Mobile internet services were shut again in Kashmir to prevent the spead of rumours about the health of separatist leader Syed Ali Shah Geelani, officials said on Thursday. The internet in the valley was shut once agains on Wednesday late night after a few social media posts came to light, claiming the poor health of the 90-year-old Hurriyat leader.
However, Geelani's family said that while the separatist was ill for sometime, his condition has improved now. Adequate security forces have reportedly been deployed at vulnerable places in Kashmir to maintain law and order and prevent miscreants from fomenting any trouble.
Mobile internet services in the Kashmir valley was again snapped on Monday as a precautionary measure as separatist groups called for a protest on the death anniversary of Jammu Kashmir Liberation Front founder Maqbool Bhat. Authorities had on Sunday also snapped the services as a precautionary measure to prevent any law and order disturbance on the seventh death anniversary of Afzal Guru.
Restrictions have been put on communication links since August 5. These were subsequently eased. The Internet is functional at a few places through leased lines. Mobile internet facility has been made functional but with a speed of 2G with special instructions that it would not be used to access social media sites.
The Kashmir Press Club on Monday said security agencies were resorting to threats and intimidation of journalists working in the valley. The press club held a meeting on Monday where the member associations expressed concern that ever since Article 370 was repealed, the government was not enabling journalists and media to operate freely from the valley.

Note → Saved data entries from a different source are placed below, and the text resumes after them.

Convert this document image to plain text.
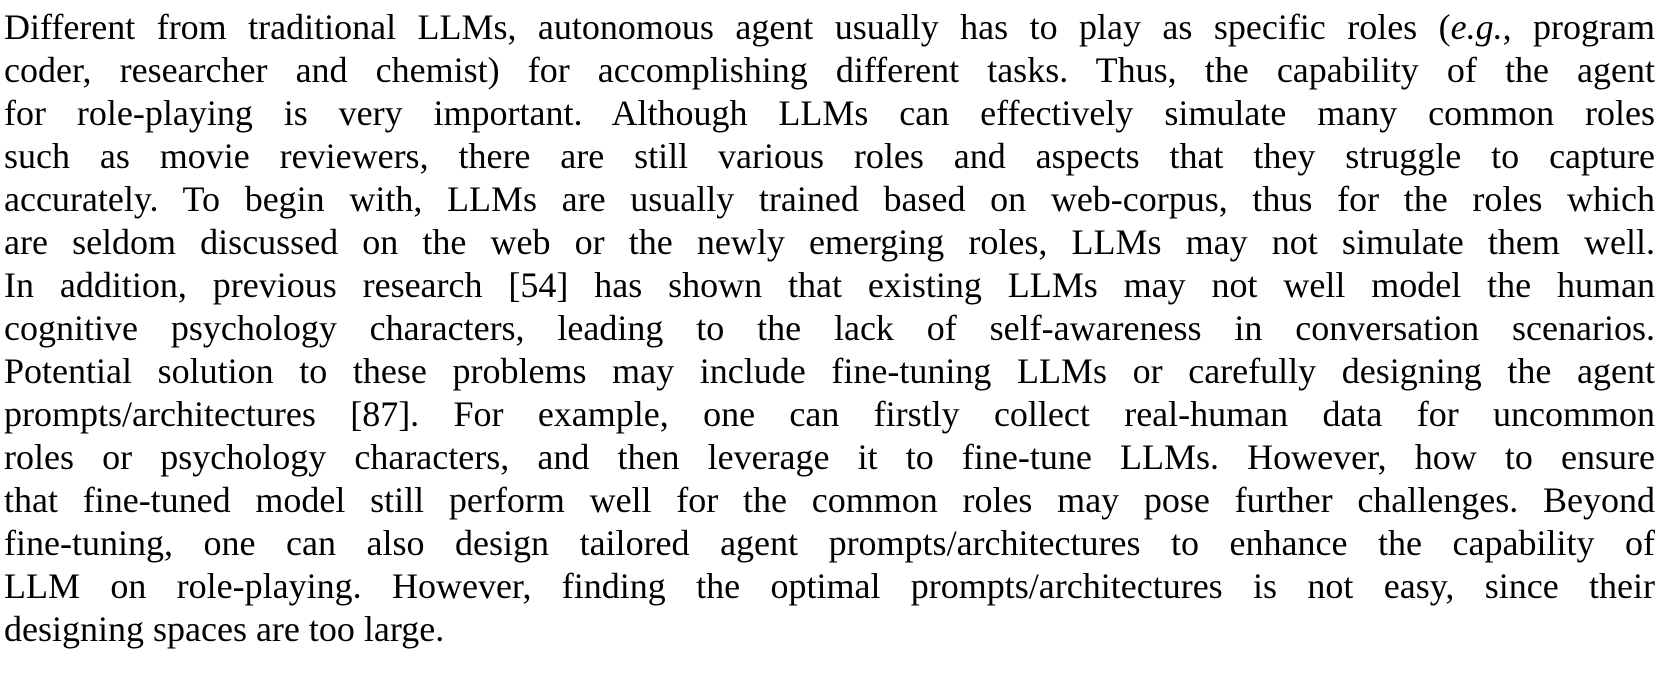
Different from traditional LLMs, autonomous agent usually has to play as specific roles (e.g., program
coder, researcher and chemist) for accomplishing different tasks. Thus, the capability of the agent
for role-playing is very important. Although LLMs can effectively simulate many common roles
such as movie reviewers, there are still various roles and aspects that they struggle to capture
accurately. To begin with, LLMs are usually trained based on web-corpus, thus for the roles which
are seldom discussed on the web or the newly emerging roles, LLMs may not simulate them well.
In addition, previous research [54] has shown that existing LLMs may not well model the human
cognitive psychology characters, leading to the lack of self-awareness in conversation scenarios.
Potential solution to these problems may include fine-tuning LLMs or carefully designing the agent
prompts/architectures [87]. For example, one can firstly collect real-human data for uncommon
roles or psychology characters, and then leverage it to fine-tune LLMs. However, how to ensure
that fine-tuned model still perform well for the common roles may pose further challenges. Beyond
fine-tuning, one can also design tailored agent prompts/architectures to enhance the capability of
LLM on role-playing. However, finding the optimal prompts/architectures is not easy, since their
designing spaces are too large.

"This is evident from the prolonged six-month internet shutdown in the region since August 5. As if that was not enough, physical attacks, threats and summons to journalists are being employed by security agencies to intimidate journalists," the Kashmir Press Club (KPC) said in a statement after the meeting. It said harassment of journalists by police's counter-insurgency centre in Srinagar has become a "routine exercise"."The harassment and questioning of journalists in Kashmir on flimsy grounds by the J&K Police for their work is in fact a damning verdict on the appalling condition in which the media is operating," it added.
The press club said restrictions on internet and forcibly seeking undertakings from news organisations for allowing limited internet access, constant surveillance by police and physical attacks and summons-- are the tools designed and aimed to ensure only government-promoted version is heard outside.